Updated on July 09, 2022

Comments

  • Ben
    Ben almost 2 years

    I find it hard to wrap my head around how Git creates fully unique hashes that aren't allowed to be the same even in the first 4 characters. I'm able to call commits in Git Bash using only the first four characters. Is it specifically decided in the algorithm that the first characters are "ultra"-unique and will not ever conflict with other similar hashes, or does the algorithm generate every part of the hash in the same way?

    • Maroun
      Maroun over 8 years
      [a-z], [A-Z] and [0-9] are possible values for characters. You have 72 * 72 * 72 *72 unique options for 4 characters. If you have more than 26873856 commits, maybe you should think about your project again (if you'll be alive).
    • Ben
      Ben over 8 years
      But how does the algorithm make sure that there will never be a commit hash with the first 5 characters the same as another?
    • axiac
      axiac over 8 years
      @MarounMaroun 26+26+10 != 72 :-) but your point is right.
    • bcmcfc
      bcmcfc over 8 years
    • axiac
      axiac over 8 years
      @Ben there is no guarantee that the first 4 or 5 or whatever characters you prefer produce an unique sequence.

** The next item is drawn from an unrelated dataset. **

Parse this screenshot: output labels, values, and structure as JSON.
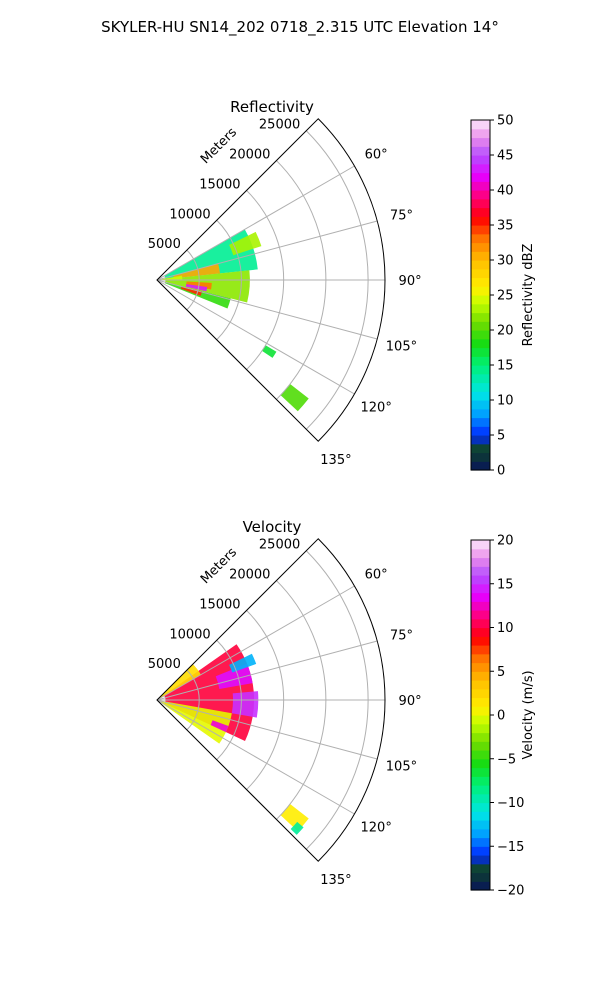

It is just an observation that, for most repositories, 5 or 6 characters are enough to unique identify an object in the repository (be it a commit or other internal object). Larger repositories need 7 characters (but they contain millions of objects).
    • axiac
      axiac over 8 years
      It happens that an older similar question is popular at this moment. Read it and its answers for explanation.
    • jub0bs
      jub0bs over 8 years
      This may be of interest: stackoverflow.com/questions/32405922/…
    • VonC
      VonC over 6 years
      As I mention in my answer below and in more detail with "Why doesn't Git use more modern SHA?", SHA1 will soon be only one of the possible hashes to use with Git.
    • Magnus
      Magnus over 5 years
      @Marcoun git hashes are all lowercase and only use [a-f] and [0-9], and the OP spoke of 4 characters not 5, so it's really more like 16 * 16 * 16 * 16 which is 65536. Collisions in first 4 chars are uncommon but certainly possible, in which case you just specify more chars.
  • Ben
    Ben over 8 years
    So in theory: If there aren't enough characters to make the non-abbreviated hash unique, it makes every hash longer? I assume the hash is stored under a unique ID and the hash is only used for calling convenience.
  • Chris Maes
    Chris Maes over 8 years
    the real sha is 20 bytes long. git log --abbrev-commit will just abreviate this sha to the X first characters. So in many cases the first 4 characters will suffice to indicate the correct commit, but if not git will show the first 5, 6, 7, ... characters of the sha
  • Raymond Chen
    Raymond Chen over 8 years
    @Ben If two commits have the same hash, then git breaks down. Git relies on the collision-resistance of SHA-1. (In practice, if you encounter such a collision, which I believe has never occurred outside of intentional attempts to create collisions), you can just add a space to the end of the commit message, which will generate a new hash.
  • Chris Maes
    Chris Maes over 8 years
    @RaymondChen maybe adding a space isn't even necessary, since the timestamp of the commit is also used in the generation of the hash. Just creating the same commit again, but a little later will suffice
  • PHcoDer
    PHcoDer about 2 years
    @ChrisMaes, since the commit message is also used to generate the commit hash, what will happen to the commit id when someone edits the commit message (.git/COMMIT_EDITMSG) before pushing to remote?
  • PHcoDer
    PHcoDer about 2 years
    @ChrisMaes, and the same questions as above when we ammend (--amend) the edit.
  • Chris Maes
    Chris Maes about 2 years
    @PHcoDer as you might expect from my answer: the commit hash will change in both cases.
  • PHcoDer
    PHcoDer about 2 years
    @ChrisMaes, yes it should. But I don't see that. What will trigger that change? I edited the file .git/COMMIT_EDITMSG saved it and the hash didn't change. So, it should be changing at the time of push? Or next amend to the commit?
  • Chris Maes
    Chris Maes about 2 years
    @PHcoDer I don't see in what case you should edit the .git/COMMIT_EDITMSG file. If you run git commit --amend and you edit the message, then you will see that the hash changes.